Faraday Future recently told The Verge that it made good on that loan, and that appears to be the case, as Birch Lake has released its hold on the startup’s intellectual property according to filings with California’s Secretary of State and the US Patent and Trademark Office. However, the interest in the collateral Faraday Future pledged for the loan has since been transferred to a California LLC called “Royod.” Schilling says this is a “current lender,” but there is almost no information about who is behind it. One address given by Royod in filings with the Patent Office is simply a Santa Monica PO box. Filings with the Secretary of State show the LLC is managed by a “Kai Dong.” Someone with that name appears to be, or was once, an executive assistant at Faraday Future.
Faraday Future had to keep borrowing money because it had just $6.8 million in cash at the end of July 2019 (the most recent data shared in Jia’s bankruptcy filings), having exhausted all $2 billion or so that Jia and Evergrande put in over the years. In December, one of Jia’s lawyers told the judge he didn’t believe the startup had the “financial wherewithal” to make it another 60 days, and that it was going to “basically run out of cash.” The same Global Partners group had to loan $16.5 million to Faraday Future in June 2019 “to support FF’s daily operations.” And the startup also received a $9.1 million loan from the COVID-19-related Paycheck Protection Program in April.
With Jia’s bankruptcy approved, Faraday Future has said it is now free to once again pursue those investments in the name of finally putting its luxury electric SUV into production. But even in a market where EV startups are suddenly getting money left and right, Faraday Future still has a long way to go. Breitfeld has said that Faraday Future needs $850 million in order to get to production. And in the near term, according to Jia’s bankruptcy, the startup has been trying to secure a $170 million loan “to sustain its operations and engineering efforts,” according to court filings.

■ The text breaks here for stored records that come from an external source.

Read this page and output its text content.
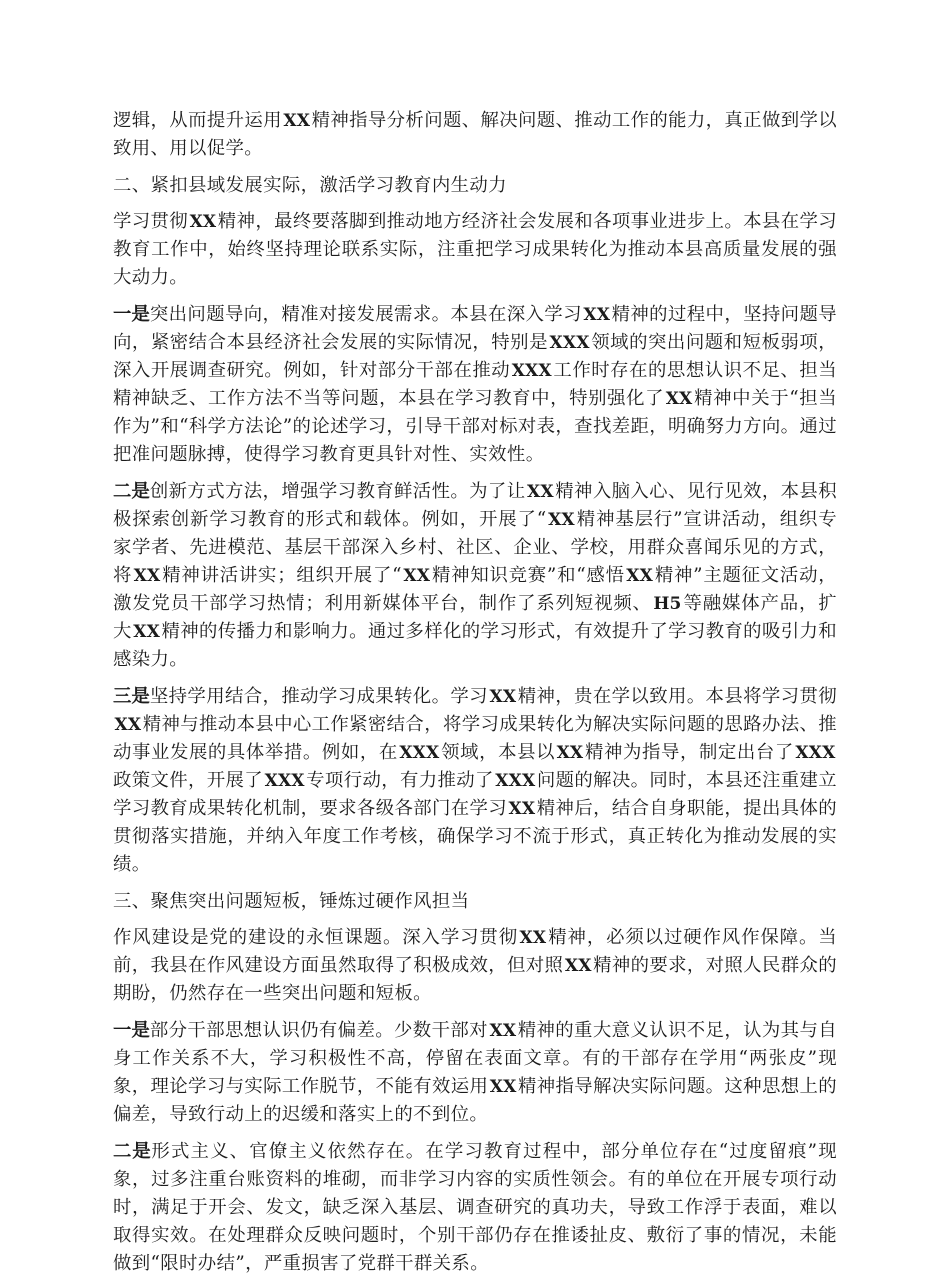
逻辑，从而提升运用XX精神指导分析问题、解决问题、推动工作的能力，真正做到学以致用、用以促学。

二、紧扣县域发展实际，激活学习教育内生动力

学习贯彻XX精神，最终要落脚到推动地方经济社会发展和各项事业进步上。本县在学习教育工作中，始终坚持理论联系实际，注重把学习成果转化为推动本县高质量发展的强大动力。

一是突出问题导向，精准对接发展需求。本县在深入学习XX精神的过程中，坚持问题导向，紧密结合本县经济社会发展的实际情况，特别是XXX领域的突出问题和短板弱项，深入开展调查研究。例如，针对部分干部在推动XXX工作时存在的思想认识不足、担当精神缺乏、工作方法不当等问题，本县在学习教育中，特别强化了XX精神中关于“担当作为”和“科学方法论”的论述学习，引导干部对标对表，查找差距，明确努力方向。通过把准问题脉搏，使得学习教育更具针对性、实效性。

二是创新方式方法，增强学习教育鲜活性。为了让XX精神入脑入心、见行见效，本县积极探索创新学习教育的形式和载体。例如，开展了“XX精神基层行”宣讲活动，组织专家学者、先进模范、基层干部深入乡村、社区、企业、学校，用群众喜闻乐见的方式，将XX精神讲活讲实；组织开展了“XX精神知识竞赛”和“感悟XX精神”主题征文活动，激发党员干部学习热情；利用新媒体平台，制作了系列短视频、H5等融媒体产品，扩大XX精神的传播力和影响力。通过多样化的学习形式，有效提升了学习教育的吸引力和感染力。

三是坚持学用结合，推动学习成果转化。学习XX精神，贵在学以致用。本县将学习贯彻XX精神与推动本县中心工作紧密结合，将学习成果转化为解决实际问题的思路办法、推动事业发展的具体举措。例如，在XXX领域，本县以XX精神为指导，制定出台了XXX政策文件，开展了XXX专项行动，有力推动了XXX问题的解决。同时，本县还注重建立学习教育成果转化机制，要求各级各部门在学习XX精神后，结合自身职能，提出具体的贯彻落实措施，并纳入年度工作考核，确保学习不流于形式，真正转化为推动发展的实绩。

三、聚焦突出问题短板，锤炼过硬作风担当

作风建设是党的建设的永恒课题。深入学习贯彻XX精神，必须以过硬作风作保障。当前，我县在作风建设方面虽然取得了积极成效，但对照XX精神的要求，对照人民群众的期盼，仍然存在一些突出问题和短板。

一是部分干部思想认识仍有偏差。少数干部对XX精神的重大意义认识不足，认为其与自身工作关系不大，学习积极性不高，停留在表面文章。有的干部存在学用“两张皮”现象，理论学习与实际工作脱节，不能有效运用XX精神指导解决实际问题。这种思想上的偏差，导致行动上的迟缓和落实上的不到位。

二是形式主义、官僚主义依然存在。在学习教育过程中，部分单位存在“过度留痕”现象，过多注重台账资料的堆砌，而非学习内容的实质性领会。有的单位在开展专项行动时，满足于开会、发文，缺乏深入基层、调查研究的真功夫，导致工作浮于表面，难以取得实效。在处理群众反映问题时，个别干部仍存在推诿扯皮、敷衍了事的情况，未能做到“限时办结”，严重损害了党群干群关系。
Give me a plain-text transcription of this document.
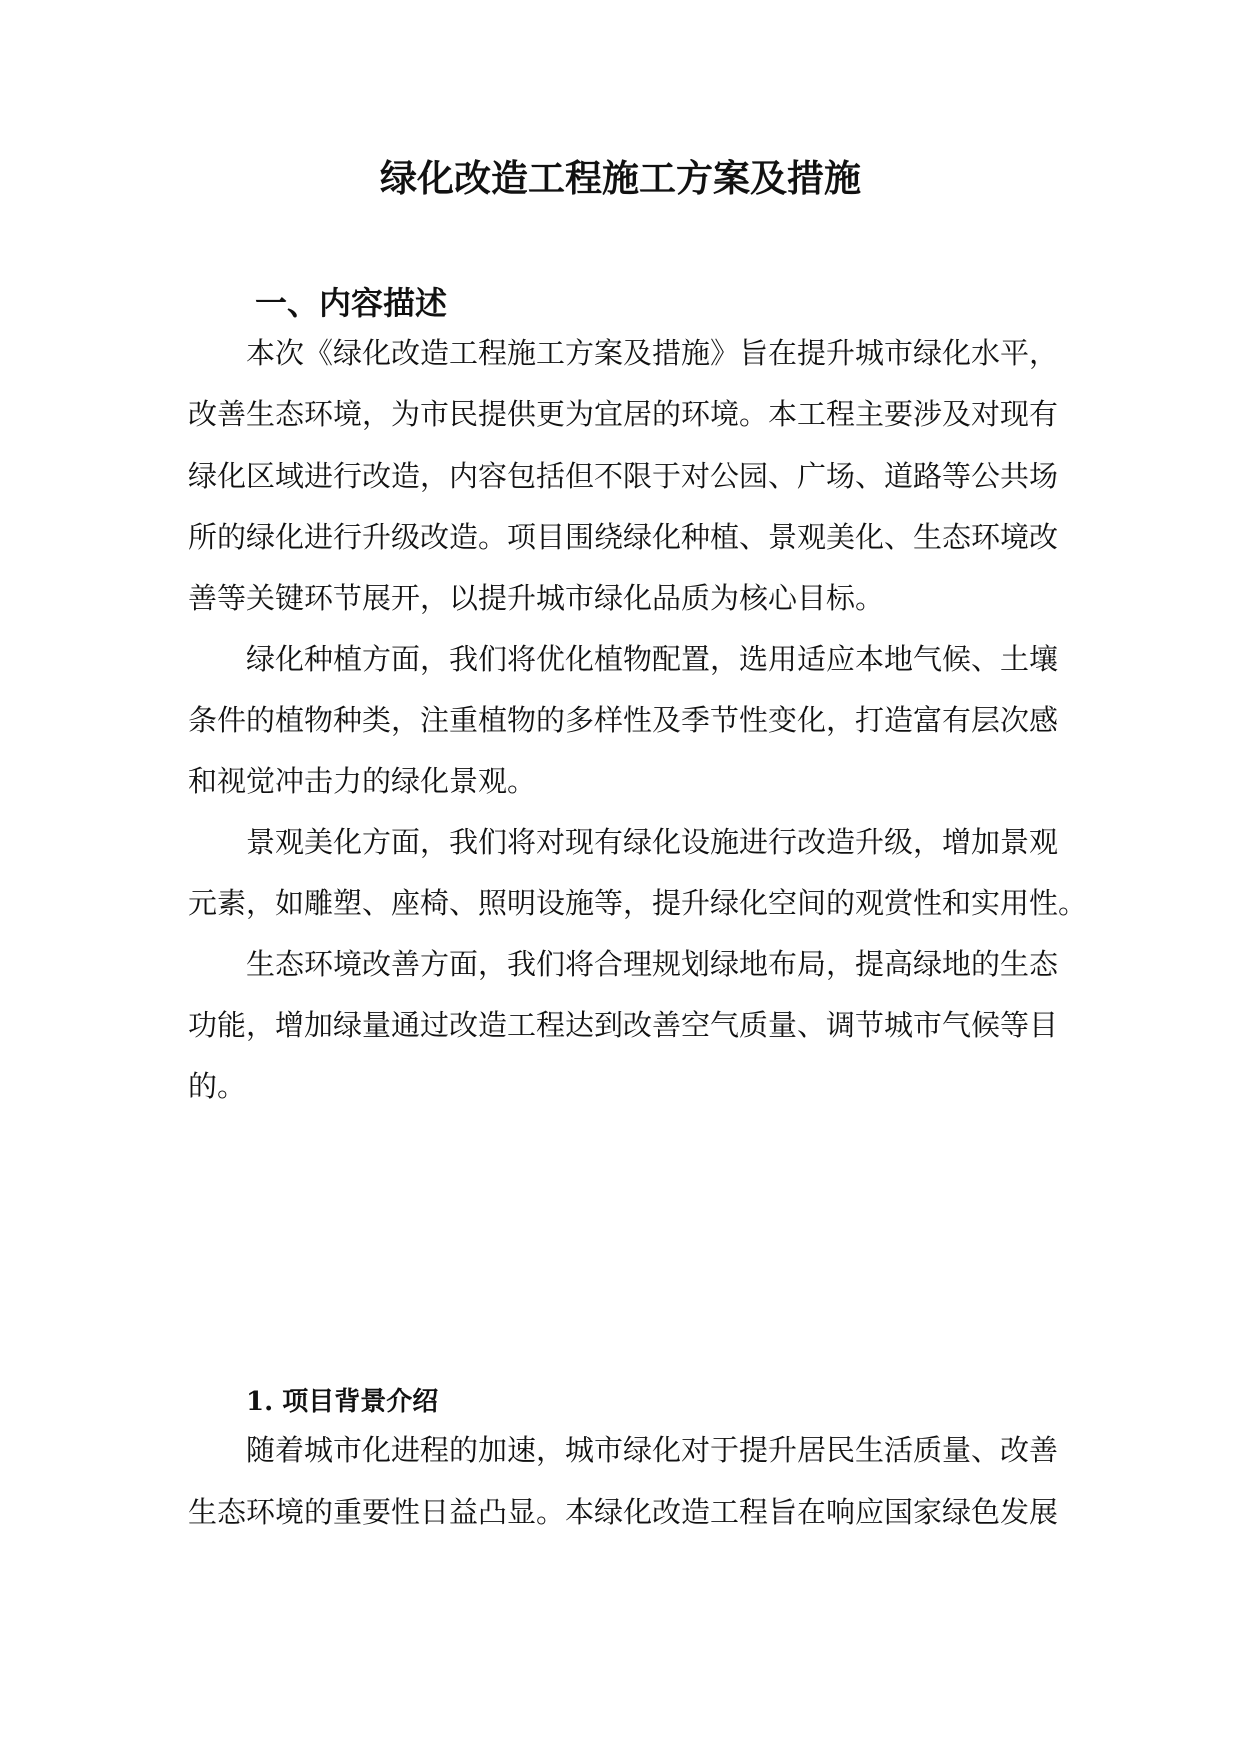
绿化改造工程施工方案及措施
一、内容描述

本次《绿化改造工程施工方案及措施》旨在提升城市绿化水平，

改善生态环境，为市民提供更为宜居的环境。本工程主要涉及对现有

绿化区域进行改造，内容包括但不限于对公园、广场、道路等公共场

所的绿化进行升级改造。项目围绕绿化种植、景观美化、生态环境改

善等关键环节展开，以提升城市绿化品质为核心目标。

绿化种植方面，我们将优化植物配置，选用适应本地气候、土壤

条件的植物种类，注重植物的多样性及季节性变化，打造富有层次感

和视觉冲击力的绿化景观。

景观美化方面，我们将对现有绿化设施进行改造升级，增加景观

元素，如雕塑、座椅、照明设施等，提升绿化空间的观赏性和实用性。

生态环境改善方面，我们将合理规划绿地布局，提高绿地的生态

功能，增加绿量通过改造工程达到改善空气质量、调节城市气候等目

的。

1. 项目背景介绍

随着城市化进程的加速，城市绿化对于提升居民生活质量、改善

生态环境的重要性日益凸显。本绿化改造工程旨在响应国家绿色发展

If Faraday Future succeeds at pulling in new funding and getting into production, Jia’s creditors now stand to benefit, because when they approved his bankruptcy plan they agreed to swap their debt claims for stakes in a trust that will pay out if the startup IPOs or is sold. In a letter published last month, Jia, ever the salesman, spun his many troubles as a positive. “I am firmly convinced that the past success and failure will be invaluable experience for FF’s future success,” he wrote. “I have learned much from my past mistakes and I hope with this life knowledge that I will never repeat these past missteps again.”